Have you ever eaten pickled pigs feet. I have and don’t knock it if you haven’t tried it. They used to keep big jars of them on the counters of country stores throughout the South. The tails are eaten the same way and actually have more meat. I have also tasted pig ears and nothing is better, while cooking a whole hog, than breaking off a piece of the skin for a middle-of-the-night snack. I liked to wash mine down with a few swigs of Co-Cola, ice cold and right out of the bottle.
The men that Monty Hill and I used to help cook hogs washed theirs down with water. I reckon it was water. It was a clear liquid they drank from half-gallon fruit jars.
If you ever were a fan of “The Beverly Hillbillies” you might remember Granny cooking hog jowls and collards. I still season my collards with hog jowl. It is, as the name suggests, the fat meet around the jaws of the hog. The rest of the head can be cooked down, too, to make head cheese.
The belly of the beast is used for ribs and bacon. Better than snuff and not half as dusty.
Have you ever had souse meat? It was a staple at my house before my older sister found out what it was made from. That would be the feet and the ears with a little beef tongue tossed in for good measure. Hog maw? The stomach of the hog and you can pick up a pound or two at any supermarket in town. Neck bones are great for soup stock — particularly the kind with marrow included, and hocks are great for seasoning vegetables.
And we couldn’t talk about pork delicacies without bringing up chitterlings — or chitlins, which is the way we say it here in the South. I would assume everyone knows what chitlins are — or at least everyone who reads this column, but you know what they say happens when we assume things. Chitlins are the small intestines of the pig, and I can testify that while they are cooking they smell a lot like they sound, although Mrs. Frances Henderson, who serves chitterlings at her restaurant on the first Thursday of every month during hog killing time, once told me they smell just like money to her.

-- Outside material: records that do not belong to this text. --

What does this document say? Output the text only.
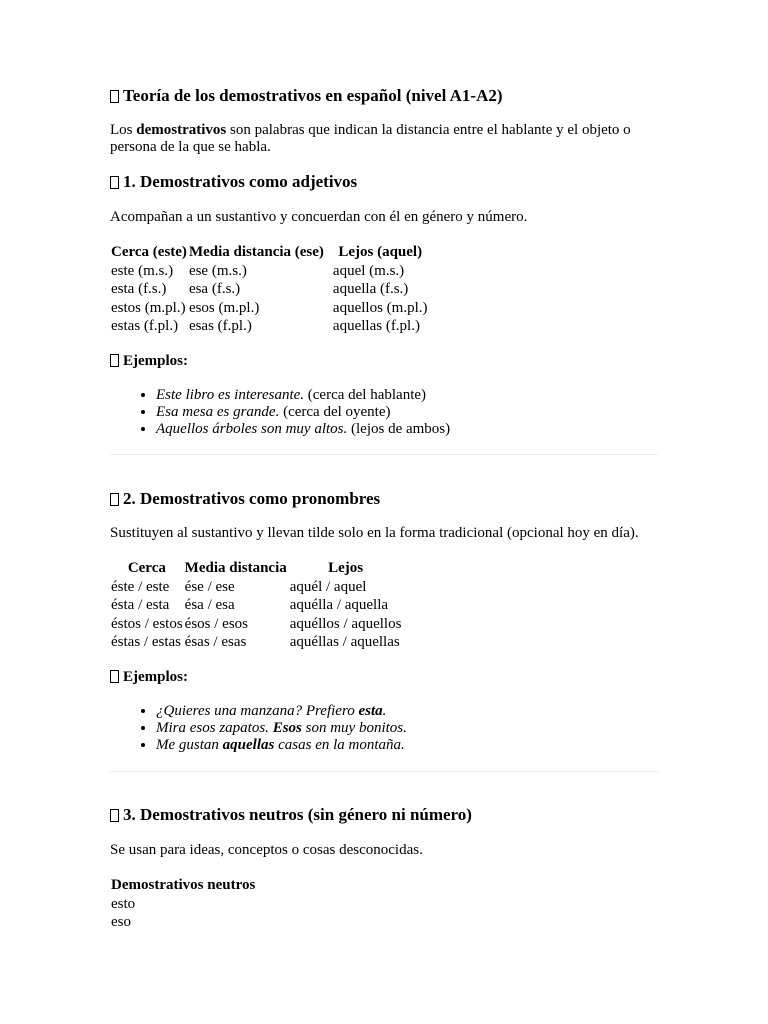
Teoría de los demostrativos en español (nivel A1-A2)

Los demostrativos son palabras que indican la distancia entre el hablante y el objeto o persona de la que se habla.

1. Demostrativos como adjetivos

Acompañan a un sustantivo y concuerdan con él en género y número.

Cerca (este)	Media distancia (ese)	Lejos (aquel)
este (m.s.)	ese (m.s.)	aquel (m.s.)
esta (f.s.)	esa (f.s.)	aquella (f.s.)
estos (m.pl.)	esos (m.pl.)	aquellos (m.pl.)
estas (f.pl.)	esas (f.pl.)	aquellas (f.pl.)
Ejemplos:
• Este libro es interesante. (cerca del hablante)
• Esa mesa es grande. (cerca del oyente)
• Aquellos árboles son muy altos. (lejos de ambos)
2. Demostrativos como pronombres

Sustituyen al sustantivo y llevan tilde solo en la forma tradicional (opcional hoy en día).

Cerca	Media distancia	Lejos
éste / este	ése / ese	aquél / aquel
ésta / esta	ésa / esa	aquélla / aquella
éstos / estos	ésos / esos	aquéllos / aquellos
éstas / estas	ésas / esas	aquéllas / aquellas
Ejemplos:
• ¿Quieres una manzana? Prefiero esta.
• Mira esos zapatos. Esos son muy bonitos.
• Me gustan aquellas casas en la montaña.
3. Demostrativos neutros (sin género ni número)

Se usan para ideas, conceptos o cosas desconocidas.

Demostrativos neutros
esto
eso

Daddy used to cook chitlins at our house. He said it was easy. You just boil the “chit” out of them and then batter ‘em up and fry what’s left. I never developed a taste.
I would tell you about making sausage, but if I did, you might not ever eat it again.
I have written up an appetite. I think I’ll light up my Big Green Egg and smoke a butt. I might even go to Henderson’s tomorrow night and have some fried chitlins. Or maybe not.